AC9M7M05 · Year 7 · Measurement

Interior angle sum of a triangle

ACARA v9 CONTENT DESCRIPTION “demonstrate that the interior angle sum of a triangle in the plane is 180 degrees and apply this to determine the interior angle sum of other shapes and the size of unknown angles”

Every triangle, no matter how it is shaped, hides the same secret: its three angles always add up to exactly 180 degrees. A long thin triangle, a wide squat one, a right-angled one, all obey this single rule. This year you learn to demonstrate why the angle sum is 180 degrees and to use it to find unknown angles in triangles and other shapes.

This fact is one of the most useful in geometry, because it means you never need to measure all three angles of a triangle. Knowing any two tells you the third, and the rule extends to working out angles in more complicated figures built from triangles.

Why the angles total 180

There is a wonderfully simple way to see the rule. Draw any triangle on paper, then tear off its three corners. Lay the three torn angles side by side, with their points meeting, and they fit together perfectly along a straight line, leaving no gap and no overlap. A straight line measures 180 degrees, so the three angles of the triangle must total 180 degrees too.
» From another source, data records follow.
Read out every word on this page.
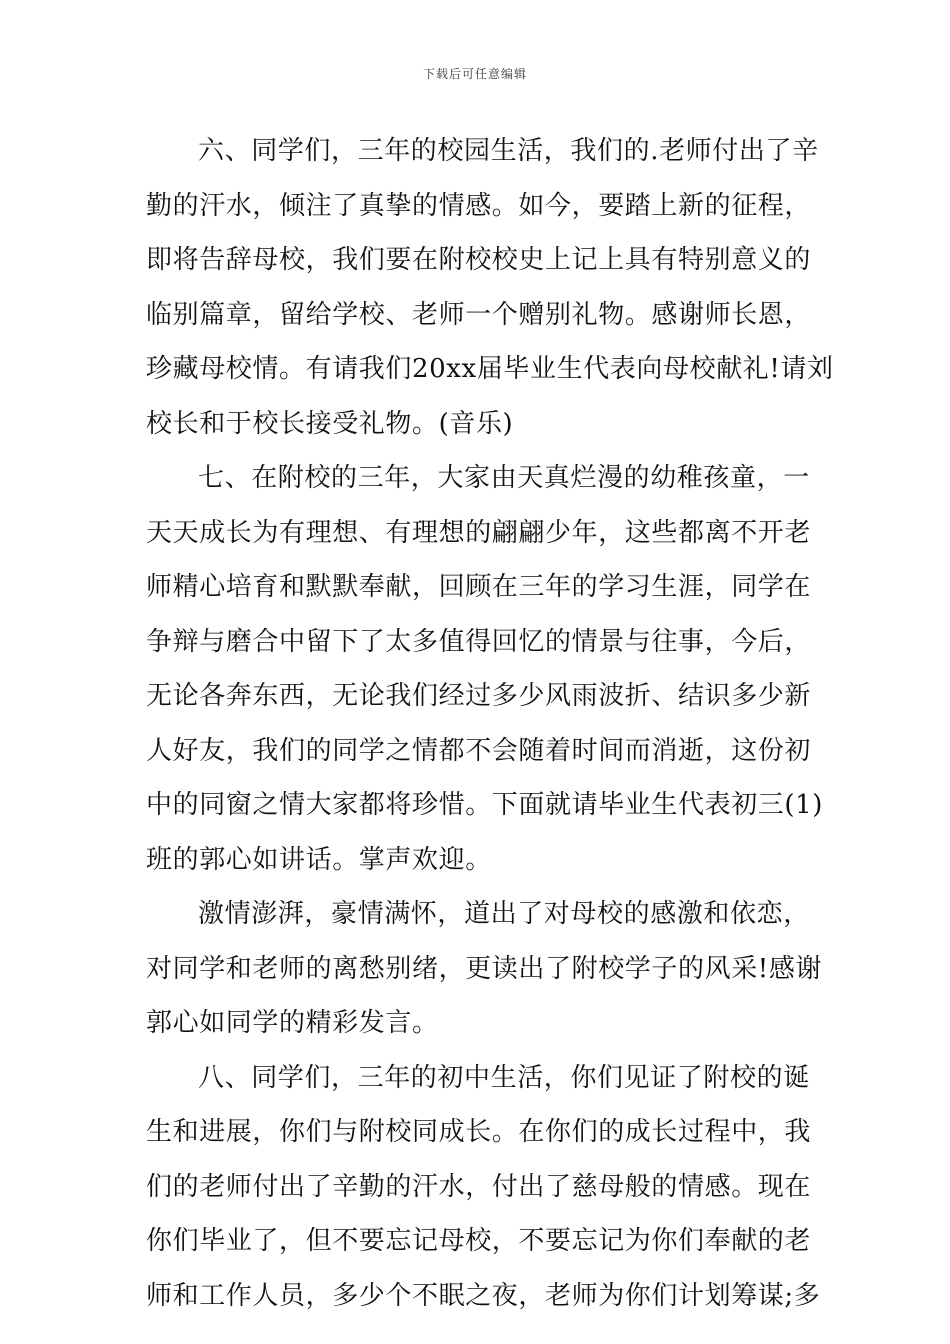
下载后可任意编辑
六、同学们，三年的校园生活，我们的.老师付出了辛
勤的汗水，倾注了真挚的情感。如今，要踏上新的征程，
即将告辞母校，我们要在附校校史上记上具有特别意义的
临别篇章，留给学校、老师一个赠别礼物。感谢师长恩，
珍藏母校情。有请我们20xx届毕业生代表向母校献礼!请刘
校长和于校长接受礼物。(音乐)
七、在附校的三年，大家由天真烂漫的幼稚孩童，一
天天成长为有理想、有理想的翩翩少年，这些都离不开老
师精心培育和默默奉献，回顾在三年的学习生涯，同学在
争辩与磨合中留下了太多值得回忆的情景与往事，今后，
无论各奔东西，无论我们经过多少风雨波折、结识多少新
人好友，我们的同学之情都不会随着时间而消逝，这份初
中的同窗之情大家都将珍惜。下面就请毕业生代表初三(1)
班的郭心如讲话。掌声欢迎。
激情澎湃，豪情满怀，道出了对母校的感激和依恋，
对同学和老师的离愁别绪，更读出了附校学子的风采!感谢
郭心如同学的精彩发言。
八、同学们，三年的初中生活，你们见证了附校的诞
生和进展，你们与附校同成长。在你们的成长过程中，我
们的老师付出了辛勤的汗水，付出了慈母般的情感。现在
你们毕业了，但不要忘记母校，不要忘记为你们奉献的老
师和工作人员，多少个不眠之夜，老师为你们计划筹谋;多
Three corners make a straight line

Tear off the three angles of a triangle and they fit along a straight line.

Tear the three corners off any triangle and lay them side by side. They always fit exactly along a straight line, and a straight line is 180 degrees. This is why the three angles of every triangle add up to 180.

This can be shown more formally using the angle relationships on parallel lines from earlier. Drawing a line through the top corner parallel to the base creates alternate angles equal to the two base angles, and those, together with the top angle, lie along a straight line. Whether you tear paper or reason with parallel lines, the conclusion is the same: the interior angles of a triangle always sum to 180 degrees.

Using the angle sum

The rule becomes a tool the moment two angles are known. If a triangle has angles of 50 and 60 degrees, the third must be 180 minus 50 minus 60, which is 70 degrees. There is no need to measure it; the angle sum delivers it by subtraction. This works for any triangle, and it is the single most common way unknown angles are found.

Finding the third angle

If two angles are known, subtract their sum from 180 to find the third.
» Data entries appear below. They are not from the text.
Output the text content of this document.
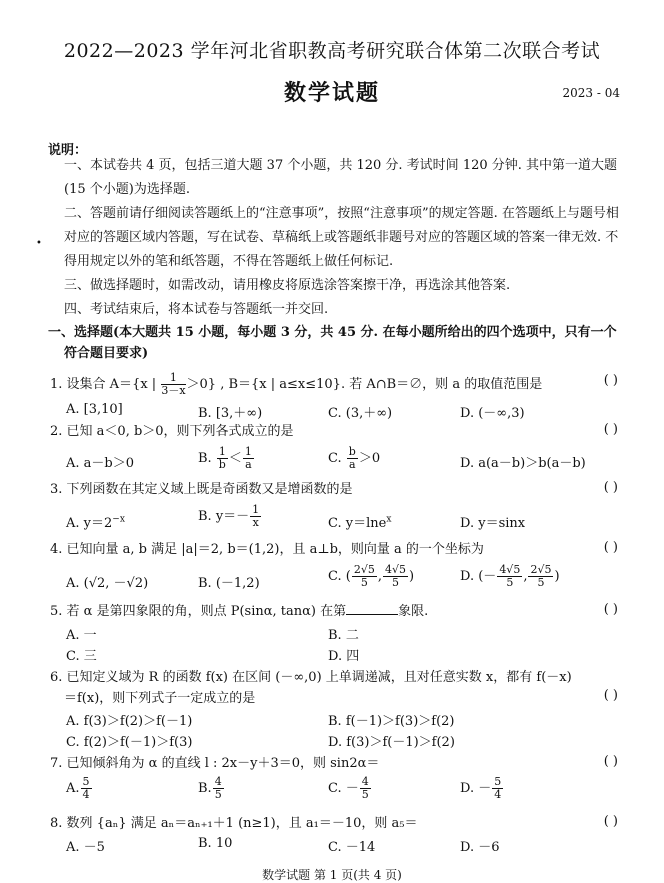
2022—2023 学年河北省职教高考研究联合体第二次联合考试
数学试题	2023 - 04
•
说明：

一、本试卷共 4 页，包括三道大题 37 个小题，共 120 分. 考试时间 120 分钟. 其中第一道大题(15 个小题)为选择题.

二、答题前请仔细阅读答题纸上的“注意事项”，按照“注意事项”的规定答题. 在答题纸上与题号相对应的答题区域内答题，写在试卷、草稿纸上或答题纸非题号对应的答题区域的答案一律无效. 不得用规定以外的笔和纸答题，不得在答题纸上做任何标记.

三、做选择题时，如需改动，请用橡皮将原选涂答案擦干净，再选涂其他答案.

四、考试结束后，将本试卷与答题纸一并交回.

一、选择题(本大题共 15 小题，每小题 3 分，共 45 分. 在每小题所给出的四个选项中，只有一个
符合题目要求)
1. 设集合 A＝{x | $\frac{1}{3-x} >0$} , B＝{x | a≤x≤10}. 若 A∩B＝∅，则 a 的取值范围是	( )
A. [3,10]	B. [3,＋∞)	C. (3,＋∞)	D. (－∞,3)
2. 已知 a＜0, b＞0，则下列各式成立的是	( )
A. a－b＞0	B. $\frac{1}{b} < \frac{1}{a}$	C. $\frac{b}{a} >0$	D. a(a－b)＞b(a－b)
3. 下列函数在其定义域上既是奇函数又是增函数的是	( )
A. $y=2^{-x}$	B. $y=- \frac{1}{x}$	C. y＝lne$^x$	D. y＝sinx
4. 已知向量 a, b 满足 |a|＝2, b＝(1,2)，且 a⊥b，则向量 a 的一个坐标为	( )
A. (√2, －√2)	B. (－1,2)	C. ( $\frac{2√5}{5}$ , $\frac{4√5}{5}$ )	D. (－ $\frac{4√5}{5}$ , $\frac{2√5}{5}$ )
5. 若 α 是第四象限的角，则点 P(sinα, tanα) 在第	象限.	( )
A. 一	B. 二
C. 三	D. 四
6. 已知定义域为 R 的函数 f(x) 在区间 (－∞,0) 上单调递减，且对任意实数 x，都有 f(－x)
＝f(x)，则下列式子一定成立的是	( )
A. f(3)＞f(2)＞f(－1)	B. f(－1)＞f(3)＞f(2)
C. f(2)＞f(－1)＞f(3)	D. f(3)＞f(－1)＞f(2)
7. 已知倾斜角为 α 的直线 l : 2x－y＋3＝0，则 sin2α＝	( )
A. $\frac{5}{4}$	B. $\frac{4}{5}$	C. － $\frac{4}{5}$	D. － $\frac{5}{4}$
8. 数列 {aₙ} 满足 aₙ＝aₙ₊₁＋1 (n≥1)，且 a₁＝－10，则 a₅＝	( )
A. －5	B. 10	C. －14	D. －6
数学试题 第 1 页(共 4 页)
Because the three angles total 180 degrees, knowing two lets you find the third. With angles of 50 and 60 degrees, the third is 180 minus 50 minus 60, which is 70 degrees. The angle sum turns two known angles into a third.

The rule also explains the shapes of special triangles. An equilateral triangle has three equal angles, so each must be 180 divided by 3, which is 60 degrees. A right-angled triangle uses 90 of its 180 degrees on the right angle, leaving just 90 to share between the other two, which is why a triangle can never contain two right angles. From finding a single missing angle to reasoning about whole families of triangles, the angle sum of 180 degrees is a rule you will use constantly, and it extends naturally to finding angles in quadrilaterals and other polygons by splitting them into triangles.

Builds on: Angles on a transversal (AC9M7M04). That unit used angle relationships on parallel lines; this unit applies them to prove a triangle has 180 degrees.

Quick self-check

1. What do the three interior angles of any triangle add up to?

2. Two angles of a triangle are 40 degrees and 75 degrees. What is the third angle?

3. In an equilateral triangle, all three angles are equal. What is each angle?

4. A right-angled triangle has one angle of 90 degrees and another of 30 degrees. What is the third?

5. Why can a triangle never have two right angles?